As a part of its Gun Violence Reduction Program (GVRP), California built a brand new database aimed at tracking things like Gun Violence Restraining Orders and ‘helping’ the public access data on firearms in California, including information about the issuance of Concealed Carry Weapons (CCW) permits.
Prior to the launch of the “2022 Firearms Dashboard Portal,” the state of California claimed that this new database would aid the public and reduce gun violence in the state:
“Transparency is key to increasing public trust between law enforcement and the communities we serve,” said Attorney General Bonta. “As news of tragic mass shootings continues to dominate the news cycle, leaving many with feelings of fear and uncertainty, we must do everything we can to prevent gun violence. One of my continued priorities is to better provide the information needed to help advance efforts that strengthen California’s commonsense gun laws. Today’s announcement puts power and information into the hands of our communities by helping them better understand the role and potential dangers of firearms within our state.”
Upon the launch of the new portal, however, the names, addresses, and license types of all concealed carry permit holders in California were exposed. The data leak occurred after the state Department of Justice suffered a data breach, authorities said Tuesday.
“This public site allows access to certain information, however, personal information of Concealed Carry Weapon (CCW) permit holders is not supposed to be visible,” the sheriff’s office said in the statement.
The leaked information includes the person’s full name, race, home address, date of birth, and the date that their CCW permit was issued. The data also distinguishes if a permit holder is a member of law enforcement or a judge. The leak also included the state dealer record of sales data which showed “assault weapons” registry.

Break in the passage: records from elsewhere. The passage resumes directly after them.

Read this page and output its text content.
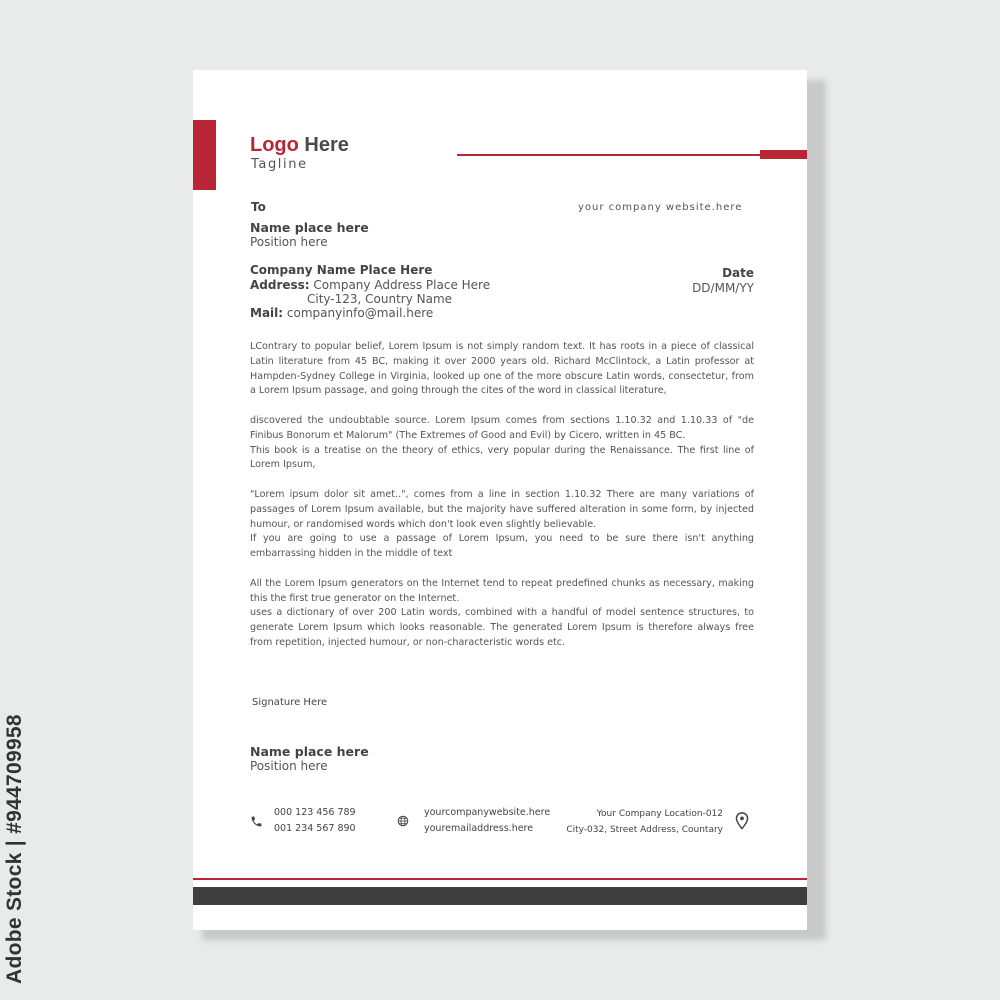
Adobe Stock | #944709958
Logo Here
Tagline
To	your company website.here
Name place here
Position here
Company Name Place Here
Address: Company Address Place Here
City-123, Country Name
Mail: companyinfo@mail.here
Date
DD/MM/YY

LContrary to popular belief, Lorem Ipsum is not simply random text. It has roots in a piece of classical Latin literature from 45 BC, making it over 2000 years old. Richard McClintock, a Latin professor at Hampden-Sydney College in Virginia, looked up one of the more obscure Latin words, consectetur, from a Lorem Ipsum passage, and going through the cites of the word in classical literature,

discovered the undoubtable source. Lorem Ipsum comes from sections 1.10.32 and 1.10.33 of "de Finibus Bonorum et Malorum" (The Extremes of Good and Evil) by Cicero, written in 45 BC.
This book is a treatise on the theory of ethics, very popular during the Renaissance. The first line of Lorem Ipsum,

"Lorem ipsum dolor sit amet..", comes from a line in section 1.10.32 There are many variations of passages of Lorem Ipsum available, but the majority have suffered alteration in some form, by injected humour, or randomised words which don't look even slightly believable.
If you are going to use a passage of Lorem Ipsum, you need to be sure there isn't anything embarrassing hidden in the middle of text

All the Lorem Ipsum generators on the Internet tend to repeat predefined chunks as necessary, making this the first true generator on the Internet.
uses a dictionary of over 200 Latin words, combined with a handful of model sentence structures, to generate Lorem Ipsum which looks reasonable. The generated Lorem Ipsum is therefore always free from repetition, injected humour, or non-characteristic words etc.

Signature Here
Name place here
Position here
000 123 456 789
001 234 567 890
yourcompanywebsite.here
youremailaddress.here
Your Company Location-012
City-032, Street Address, Countary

Before the database was taken down, the portal showed 244 judge permits listed in the database and included their home addresses, full names, and dates of birth for all of them. The data also included information on custodial officers, people with a place of employment permit, and reserve officers. Thousands of people in Los Angeles County with licenses also had their information compromised as well.
The California Rifle & Pistol Association (CRPA) slammed the leak saying it was looking into potential legal action against the state.
Meanwhile, Attorney General Bonta is ignoring the leak and moving on to blame former President Trump for the attacks against Asians in his state.
During a live-streamed news conference from Sacramento, Bonta noted that the nearly 1,800 hate crimes reported in 2021 reflected a 33% jump from 2020.
Bonta said anti-Black crimes were once again the most common, with 513 reported incidents last year, representing a 13% increase. Bonta added that the 240 anti-Asian hate crimes reported in 2021 showed a “skyrocketing” 177% increase from the previous year.
Bonta went on to blame “the bigoted words of our former president” for turning “a trickle” of racial animosity into “a flood.”
Even though the vast majority of the attacks against Asians are committed by black Americans according to data, and anti-white attacks are statistically far more common per capita than anti-Asian or anti-black attacks, Bonta said the new figures reflect “a grim reality” that California’s diverse communities already know too well.
Justin Zhu, executive director of Stand with Asian Americans, said of the data that this is what Asian American communities have been calling up for some time.” Zhu founded the non-profit organization following the 2021 Atlanta spa shootings which police said were like not racially motivated given that non-Asian individuals were targeted as well.
Media reports regarding Bonta’s comments and the data he referred to has zero mention of attacks against white people, nor the fact that the District Attorney of San Francisco has been dropping the charges of several of those accused of committing attacks against Asians.